È l'ultimo omicidio di Minghella, le tracce di DNA, impronte complete o parziali ritrovate nei luoghi dei delitti, le modalità simili degli omicidi, le solite stronzate fatte, la fascia oraria in cui sono avvenuti (tutti dopo le 17), portano la polizia ad arrestarlo in appena 4 anni di indagini, un successo che darà l'idea per una serie televisiva italiana intitolata CSI: Rapallo. A casa sua vengono trovati inoltre tutti i cellulari delle vittime.

Il nuovo processo

« Stavolta ce l'hai nel culo per davvero! »
« Giudice - Guarda chi si rivede! Stavolta non mi prendi per il culo, se mi indispettisci ti faccio avere l'ergastolo.
Minghella - Signor giudice, lei sembra prevenuto nei miei confronti.
Giudice - Minchiella, ti ho già detto che non devi rompere le palle!
Minghella - Ma io mi chiamo...
Giudice - ERGASTOLO!!
Cancelliere - Giudice, scrivo Minghella o Minchiella? »

Pur essendo sospettato di altri dieci omicidi di prostitute, viene condannato solo per quattro di essi. Condotto nel carcere delle Vallette, nella primavera 2001 tenta di evadere fuggendo dalla lavanderia, portando con se alcune lenzuola da annodare tra loro. Riesce ad arrivare solo al primo muro di cinta, la lavanderia è a pian terreno e il tentativo di usare come rampino un gatto si rivela infruttuoso. Viene spostato nel carcere di Biella, la mattina del 2 gennaio 2003 si fa ricoverare per dolori al petto e al braccio nel pronto soccorso del città, riuscendo a fuggire da un bagno dello stesso. Viene arrestato alle 22 dello stesso giorno nei pressi della stazione ferroviaria, ad insospettirsi è il capostazione, che aveva notato uno strano tizio aggirarsi sulle banchine con un groviglio di lenzuola annodate tra loro.

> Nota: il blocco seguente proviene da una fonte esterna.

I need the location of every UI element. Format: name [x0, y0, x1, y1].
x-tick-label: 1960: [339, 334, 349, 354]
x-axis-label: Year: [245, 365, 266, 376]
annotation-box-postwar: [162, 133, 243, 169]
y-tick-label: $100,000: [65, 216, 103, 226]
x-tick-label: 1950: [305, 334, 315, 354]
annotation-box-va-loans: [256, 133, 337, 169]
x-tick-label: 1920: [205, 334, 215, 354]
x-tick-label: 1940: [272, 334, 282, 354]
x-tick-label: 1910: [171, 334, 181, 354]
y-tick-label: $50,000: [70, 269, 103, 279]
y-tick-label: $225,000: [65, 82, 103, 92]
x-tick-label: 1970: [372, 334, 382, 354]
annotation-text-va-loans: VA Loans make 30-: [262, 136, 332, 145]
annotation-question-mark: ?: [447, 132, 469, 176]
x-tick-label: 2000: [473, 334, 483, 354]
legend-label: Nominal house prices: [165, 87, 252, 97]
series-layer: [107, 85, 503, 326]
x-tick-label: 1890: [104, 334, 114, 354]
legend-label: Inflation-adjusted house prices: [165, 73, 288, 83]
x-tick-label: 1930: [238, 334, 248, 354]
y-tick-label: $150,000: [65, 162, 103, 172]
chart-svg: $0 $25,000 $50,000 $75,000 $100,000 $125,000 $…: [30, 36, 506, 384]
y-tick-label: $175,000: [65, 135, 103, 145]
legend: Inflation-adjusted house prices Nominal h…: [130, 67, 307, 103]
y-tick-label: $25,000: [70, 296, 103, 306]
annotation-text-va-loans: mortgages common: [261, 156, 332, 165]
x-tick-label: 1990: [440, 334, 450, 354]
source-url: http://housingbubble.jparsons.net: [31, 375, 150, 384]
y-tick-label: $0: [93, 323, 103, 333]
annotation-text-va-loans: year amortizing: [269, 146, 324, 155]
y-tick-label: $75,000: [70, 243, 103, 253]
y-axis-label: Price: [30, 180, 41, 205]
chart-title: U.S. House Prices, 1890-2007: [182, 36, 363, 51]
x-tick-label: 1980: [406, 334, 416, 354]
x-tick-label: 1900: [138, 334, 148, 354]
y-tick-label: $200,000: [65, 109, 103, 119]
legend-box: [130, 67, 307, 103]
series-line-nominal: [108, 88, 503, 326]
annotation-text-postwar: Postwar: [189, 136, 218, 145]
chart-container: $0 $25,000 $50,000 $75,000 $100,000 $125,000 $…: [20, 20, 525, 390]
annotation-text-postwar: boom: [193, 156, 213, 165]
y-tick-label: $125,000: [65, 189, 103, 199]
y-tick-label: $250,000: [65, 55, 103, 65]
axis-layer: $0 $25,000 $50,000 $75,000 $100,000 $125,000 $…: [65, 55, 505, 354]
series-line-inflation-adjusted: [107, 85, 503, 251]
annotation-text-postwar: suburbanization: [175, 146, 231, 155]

Al momento è rinchiuso in isolamento nel carcere di Poggioreale a Napoli, il suo letto è senza lenzuola.

Note

  1. ^ ...quando una ha dietro la famiglia...
  2. ^ No, non stiamo ironizzando, l'ha fatto davvero
  3. ^ buongiorno...
  4. ^ Ecco! Finalmente lo riconosciamo!
  5. ^ È lui, è lui
Questa è una voce di squallidità, una di quelle un po' meno pallose della media.
È stata miracolata come tale il giorno 12 luglio 2015 col 100% di voti (su 2).
Naturalmente sono ben accetti insulti e vandalismi che peggiorino ulteriormente il non-lavoro svolto.